IT Salary Increases Are Anemic in 2007, Says Dice Survey
February 18, 2008 Timothy Prickett Morgan
Dice, which is a Web site devoted to helping engineers and other technology experts get a job, recently put out its report casing how well or poorly professionals in the IT sector did in terms of salary and raises during 2007. And the short answer seems to be that, on average, pay raises were not anywhere near the increases that programmers and managers saw in 2006. That doesn’t mean that IT personnel are not in high demand, but that companies are being a bit stingy with the cash.
Dice surveyed more than 19,000 IT professionals to create the raw data behind its IT compensation study, which can you can read here. And according to the mathematics performed on those survey results, average salaries in the IT market across all titles and all regions within the United States came to a 1.7 percent increase in 2007 versus 2006, to an average of $74,570. In 2006, the same average IT salary grew by 5.2 percent to $73,308, and compensation for IT contractors rose by nearly 9 percent in 2006, driving up the overall average. In 2007, contractors also helped pull up the average again, with a 3.7 percent growth to $93,017, but the salaries for the pool of full-time IT workers grew by only 1.7 percent to an average of $72,003. (It is not entirely clear what pulled the average down, nullifying the effect of the contract workers, but my guess is that it is part-time IT staff.)
“While technology professionals experienced overall slower salary growth in 2007 than in 2006, the traditional technology hot beds of Silicon Valley, Boston, and Atlanta saw better than average salary growth, and IT managers saw strong salary increases,” explained Scot Melland, chairman, chief executive officer, and president of Dice Holdings, the company that owns the Dice.com site. “Technology workers remain among the highest paid employees, especially those with management experience and hard-to-find skills. Additionally, the majority are satisfied with their compensation.”

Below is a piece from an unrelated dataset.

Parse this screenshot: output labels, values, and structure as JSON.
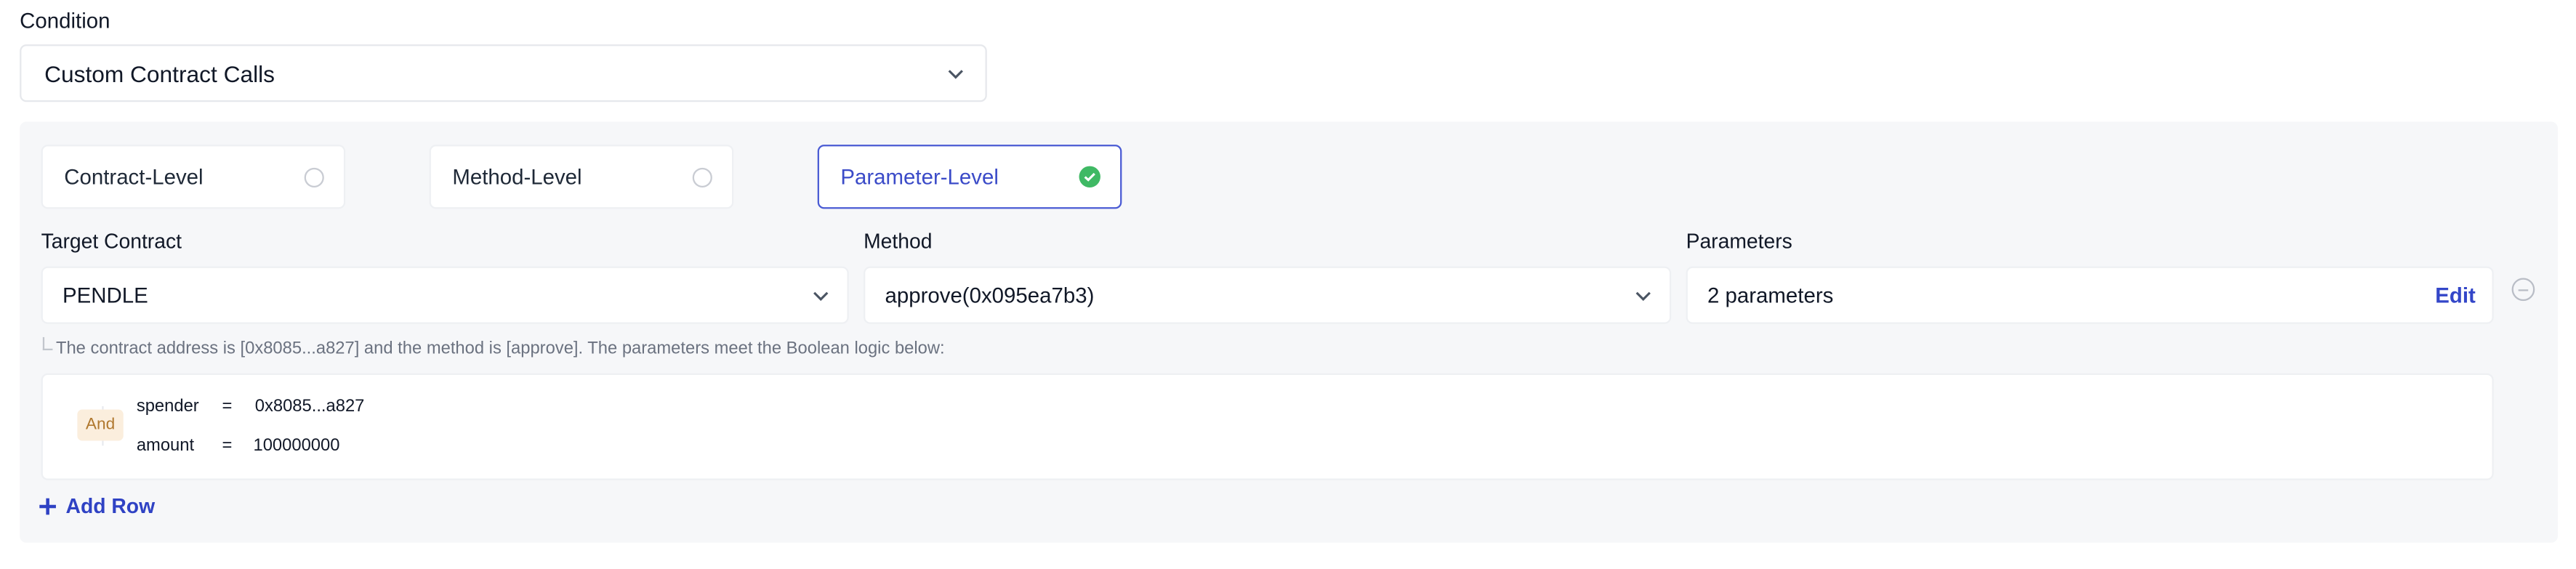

In the statement that Melland released with the IT salary survey results and in an online interview with the Wall Street Journal, Melland said that the unemployment rate in the IT sector remains lower than in the labor market at large. The average annual unemployment rate for the IT sector was 2.1 percent, compared to 4.6 percent in the overall economy, according to the U.S. government’s Bureau of Labor Statistics. A report released by the Department of Labor this week indicated that the overall U.S. economy had lost 18,000 jobs in January 2008, the first time there has been a job loss in a month in four and a half years. In December 2007, there were 1.8 million layoffs (the same as in December 2006), 4.6 million new hires in non-farm industries, and a bit over 4 million job openings. New hires and job openings are slowing in the overall economy at this time, but thus far, despite the woes in housing, real estate, and financial services, the aggregate layoffs in the U.S. economy has not seemed to accelerate in a manner consistent with a recession.
In the WSJ interview, Melland said that there are a number of factors that make unemployment low in the IT sector. There is strong demand for technical skills (which has been the case since 2003), but there has also been a tightening supply of tech experts coming in from foreign countries due to visa restrictions implemented since 9/11, and there are fewer math, science, and engineering graduates coming out of U.S. colleges and universities. Project managers and MIS managers have been in particularly high demand, said Melland, because companies are eager to find “people who can manage teams.”
Dice said that the number of job postings seeking a project manager have grown by 25 percent between January 2007 and January 2008 in the U.S. and are up 50 percent since January 2006. Project managers are now averaging more than $100,000 a year in salaries, joining IT managers. Project manager salaries rose by 5 percent in 2007, to $101,292, while IT managers (which can be a CEO, CIO, CTO, VPDP, director, strategist, or architect, depending on the company) saw salaries rise by only 1.5 percent to $107,830 in 2007. MIS managers, who are lower-level IT people at big companies or the head IT honcho at smaller companies, saw their salaries rise by 7.8 percent to $88,934.
Averaged over all titles within the IT organization, experience didn’t seem to matter that much in terms of raises, but it does, as the Dice survey data shows, yield higher salaries. However, there are exceptions to that generalization. Newbie techies with less than a year of experience saw salaries drop by 2.3 percent to $41,457. IT staff with one or two years of experience averaged $47,648 in salary in 2007, up only 1.5 percent, while those with 11 to 14 years of experience saw salaries rise by 3 percent to $86,426. Those with 15 or more years of IT experience obviously make the most dough, raking in an average of $93,107 in 2007, up 3.3 percent. Predictably, those with higher salaries say they are more satisfied with their IT jobs and those with lower salaries say they are not happy.
And despite what some may say about an IT gender pay gap not existing, Dice still contends that there is one. Salaries for women in IT were flat in 2007, at an average of $67,507, compared to the average for men of $76,582, up 2.4 percent. The gender pay gap therefore increased from 9.7 percent in 2006 to 11.9 percent in 2007.